The ECB's salvo follows stimulus efforts from governments and central banks around the world, including the U.S. Federal Reserve and Bank of Japan, to limit shocks to their economies from a virus that has infected more than 200,000 people globally and left more than 8,700 dead.

The U.S. Senate has cleared a second major bill responding to the pandemic, and White House economic adviser Larry Kudlow has signaled that the government might take equity positions as part of corporate rescues.

Australia's central bank cut its cash rate for the second time this week and said it will target three-year government bond yields to support an economy spiralling toward its first recession in almost 30 years.

As the virus outbreak deepened, authorities have responded by shutting borders and locking down cities, threatening jobs and business supply chains.

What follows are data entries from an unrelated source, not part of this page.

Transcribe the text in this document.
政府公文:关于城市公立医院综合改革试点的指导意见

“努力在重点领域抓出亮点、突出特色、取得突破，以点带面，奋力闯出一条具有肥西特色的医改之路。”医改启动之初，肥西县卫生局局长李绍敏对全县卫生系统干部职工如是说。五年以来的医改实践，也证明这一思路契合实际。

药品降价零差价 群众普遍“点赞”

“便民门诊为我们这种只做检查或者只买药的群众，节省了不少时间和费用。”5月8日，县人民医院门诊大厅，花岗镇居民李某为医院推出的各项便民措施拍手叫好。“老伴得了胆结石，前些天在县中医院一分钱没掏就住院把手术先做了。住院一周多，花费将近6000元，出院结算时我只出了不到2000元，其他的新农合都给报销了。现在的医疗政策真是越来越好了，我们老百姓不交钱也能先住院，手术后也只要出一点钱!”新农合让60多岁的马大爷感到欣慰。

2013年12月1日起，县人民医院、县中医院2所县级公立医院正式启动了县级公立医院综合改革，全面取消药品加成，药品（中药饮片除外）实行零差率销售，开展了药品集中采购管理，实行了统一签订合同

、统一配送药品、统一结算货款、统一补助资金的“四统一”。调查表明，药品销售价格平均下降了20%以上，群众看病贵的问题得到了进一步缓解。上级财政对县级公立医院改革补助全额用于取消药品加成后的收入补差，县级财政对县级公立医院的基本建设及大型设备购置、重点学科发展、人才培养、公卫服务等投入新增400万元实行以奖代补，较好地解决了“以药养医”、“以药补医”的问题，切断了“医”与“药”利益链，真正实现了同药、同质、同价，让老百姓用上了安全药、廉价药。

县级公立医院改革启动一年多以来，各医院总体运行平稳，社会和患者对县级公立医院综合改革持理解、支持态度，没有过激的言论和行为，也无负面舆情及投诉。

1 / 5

While measures to combat the spread of virus have been substantial, investors have continued to be apprehensive as the health crisis shows little signs of peaking, leading to wild gyrations across asset classes.

More than $17 trillion has been wiped off share prices since mid-January, with markets across the globe falling over 20% from their recent highs, ending an 11-year bull run, the longest on record.

Oil climbed 14% on Thursday, rising from an 18-year low as it lost a quarter of its value on Wednesday. Gold, which has been heavily sold the past week, rose 0.8%.

U.S. 10-year bond yields were flat. Bonds have suffered their sharpest two-day sell-off in nearly 20 years due to investor concerns over the cost of the massive fiscal stimulus.